When it comes to calculating the value that a strong brand creates, the ‘brand contribution’ equation can be easily dominated by sales metrics, because a decision to purchase based on brand influence is the easiest brand-influenced decision to measure. So, assumptions about a brand’s impact on the balance sheet are often limited to its role in revenue growth and price premium/margin.

However, for B2Bs, brands influence other types of important decisions that aren’t just about buying. Lots of people make decisions about a business every day. The larger the business, the greater the complexity of stakeholders involved and the more numerous and weightier the types of decision they make.

Policymakers will make regulatory decisions about the business. Employees will make commitment and productivity decisions about their business. Sought-after talent like software engineers will decide whether they would like to work for the business. Journalists will decide how to write about the business (meaning investors will decide whether they should put money in the business). Suppliers will decide how to negotiate with the business.

All those decisions affect the commercial success of the business in question – they influence the business’ cost of operating.

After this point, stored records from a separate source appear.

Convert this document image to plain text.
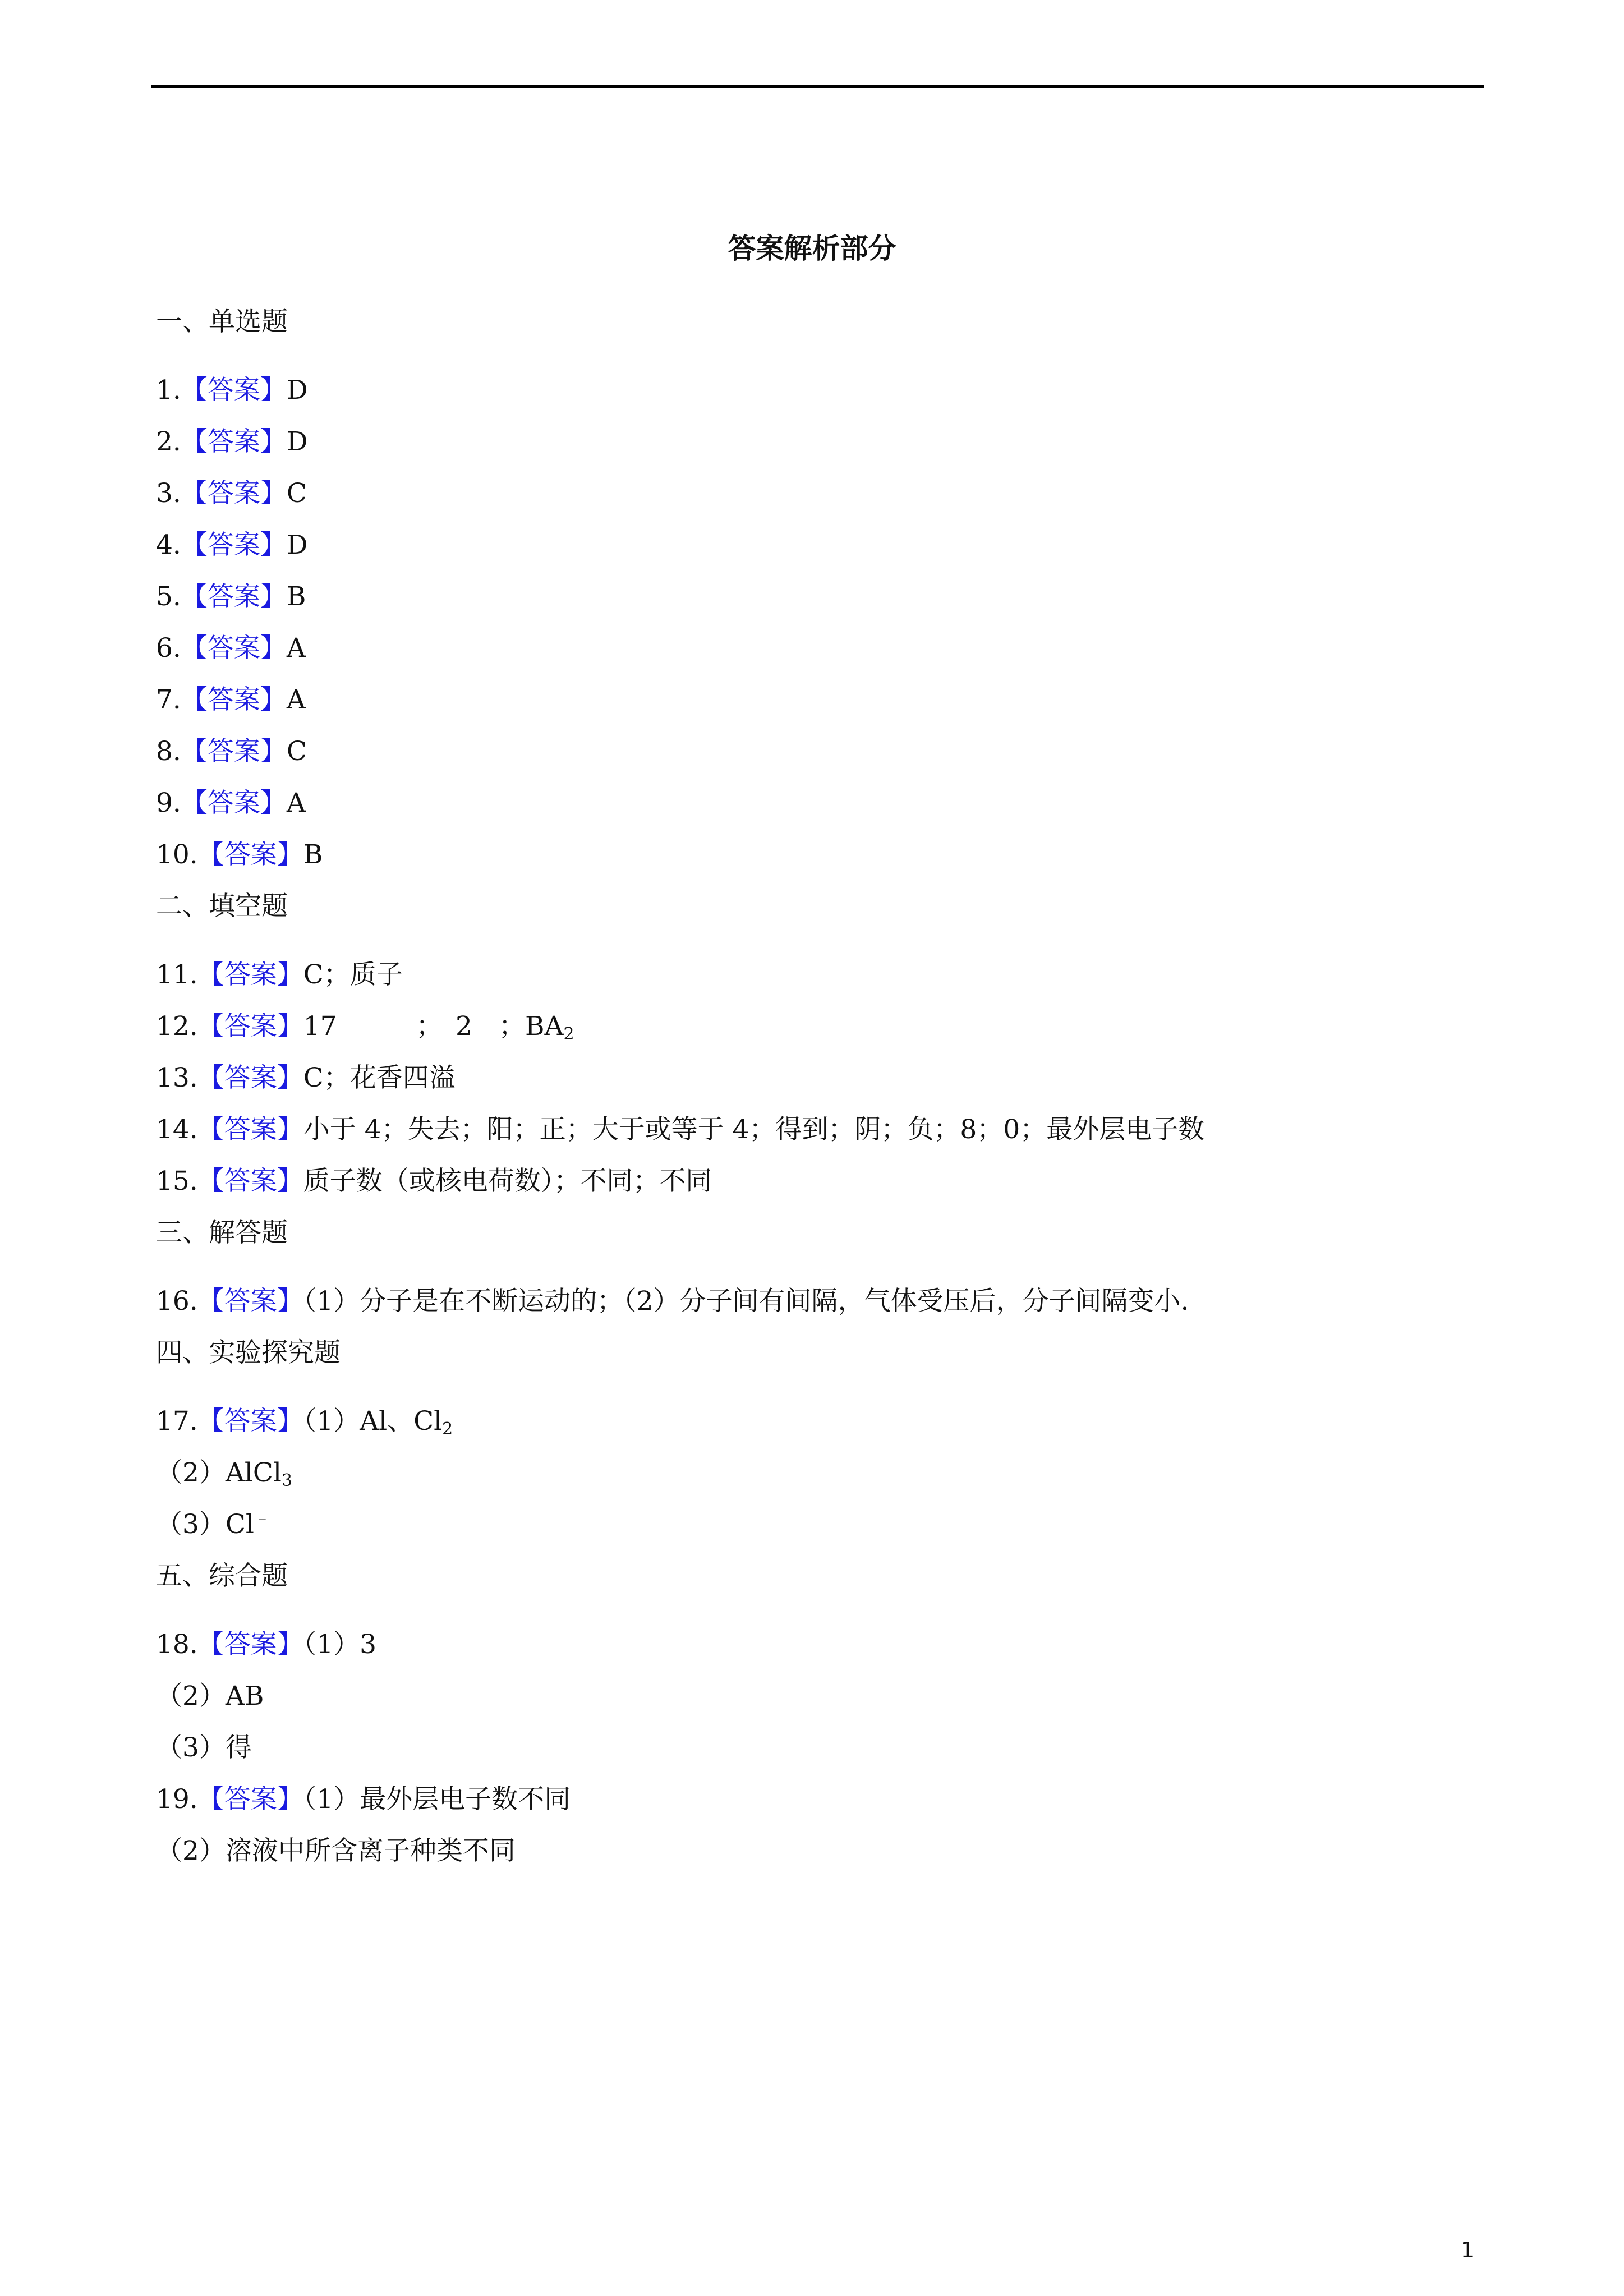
答案解析部分
一、单选题
1.【答案】D
2.【答案】D
3.【答案】C
4.【答案】D
5.【答案】B
6.【答案】A
7.【答案】A
8.【答案】C
9.【答案】A
10.【答案】B
二、填空题
11.【答案】C；质子
12.【答案】17　　　；　2　；$BA_2$
13.【答案】C；花香四溢
14.【答案】小于 4；失去；阳；正；大于或等于 4；得到；阴；负；8；0；最外层电子数
15.【答案】质子数（或核电荷数）；不同；不同
三、解答题
16.【答案】（1）分子是在不断运动的；（2）分子间有间隔，气体受压后，分子间隔变小.
四、实验探究题
17.【答案】（1）Al、$Cl_2$
（2）AlCl$_3$
（3）Cl﹣
五、综合题
18.【答案】（1）3
（2）AB
（3）得
19.【答案】（1）最外层电子数不同
（2）溶液中所含离子种类不同
1
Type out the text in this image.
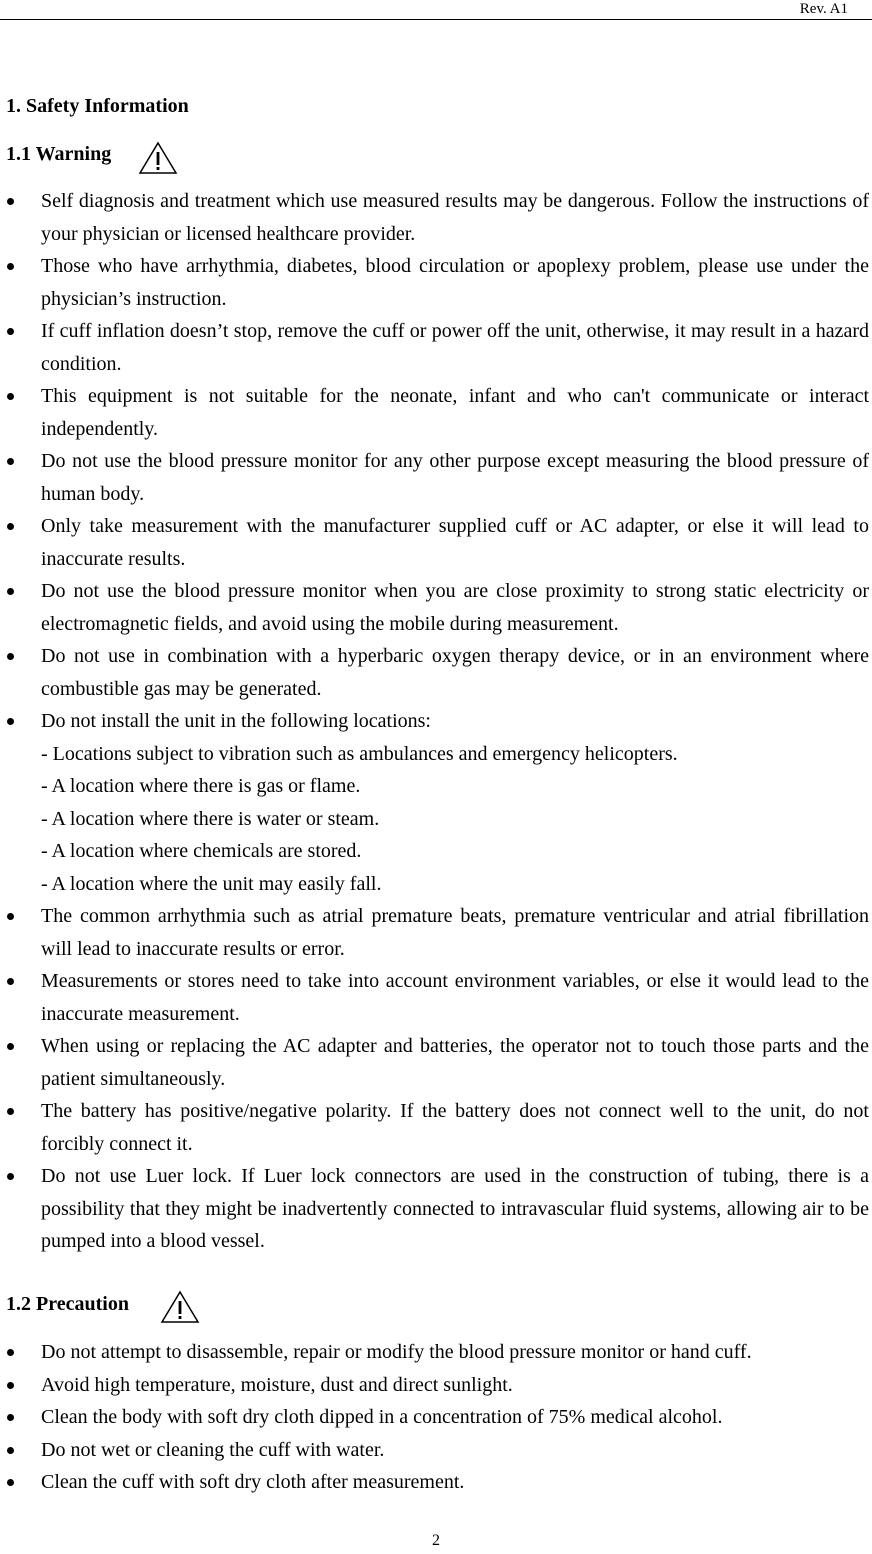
Rev. A1
1. Safety Information
1.1 Warning
Self diagnosis and treatment which use measured results may be dangerous. Follow the instructions of your physician or licensed healthcare provider.
Those who have arrhythmia, diabetes, blood circulation or apoplexy problem, please use under the physician’s instruction.
If cuff inflation doesn’t stop, remove the cuff or power off the unit, otherwise, it may result in a hazard condition.
This equipment is not suitable for the neonate, infant and who can't communicate or interact independently.
Do not use the blood pressure monitor for any other purpose except measuring the blood pressure of human body.
Only take measurement with the manufacturer supplied cuff or AC adapter, or else it will lead to inaccurate results.
Do not use the blood pressure monitor when you are close proximity to strong static electricity or electromagnetic fields, and avoid using the mobile during measurement.
Do not use in combination with a hyperbaric oxygen therapy device, or in an environment where combustible gas may be generated.
Do not install the unit in the following locations:
- Locations subject to vibration such as ambulances and emergency helicopters.
- A location where there is gas or flame.
- A location where there is water or steam.
- A location where chemicals are stored.
- A location where the unit may easily fall.
The common arrhythmia such as atrial premature beats, premature ventricular and atrial fibrillation will lead to inaccurate results or error.
Measurements or stores need to take into account environment variables, or else it would lead to the inaccurate measurement.
When using or replacing the AC adapter and batteries, the operator not to touch those parts and the patient simultaneously.
The battery has positive/negative polarity. If the battery does not connect well to the unit, do not forcibly connect it.
Do not use Luer lock. If Luer lock connectors are used in the construction of tubing, there is a possibility that they might be inadvertently connected to intravascular fluid systems, allowing air to be pumped into a blood vessel.
1.2 Precaution
Do not attempt to disassemble, repair or modify the blood pressure monitor or hand cuff.
Avoid high temperature, moisture, dust and direct sunlight.
Clean the body with soft dry cloth dipped in a concentration of 75% medical alcohol.
Do not wet or cleaning the cuff with water.
Clean the cuff with soft dry cloth after measurement.
2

A lot of the commercial upsides that strong brands create for large B2Bs are therefore operational – not just related to revenue or margin – and are still measurable with metrics that CFOs value. Employee retention and productivity translates into more efficient use of working capital. Brand influence on lenders’ perceptions of business risk reduces the cost of capital. A strong brand can help supplier payment negotiations – which helps free cash flow.

So, in your strategic review of brand value, don’t forget to calculate how much money your brand is saving you, as well as adding up how much it is making for you.

There’s more to calculating the value of a B2B brand than meets the eye

A strong B2B brand is proven to support sales – but it’s not just a brand’s influence on buyer decision-making that creates its value to an organisation. For B2B marketers a full calculation of the value delivered by the brand to your bottom-line means widening your sources of metrics to business operational measures too.

By gathering data from the talent, treasury and purchasing departments as well as the sales team, you can begin building a framework to understand how your B2B brand truly matters. And, once you have that picture, you can get to work strengthening that brand to help your organisation compete more effectively, no matter the disruption it faces now or in the future.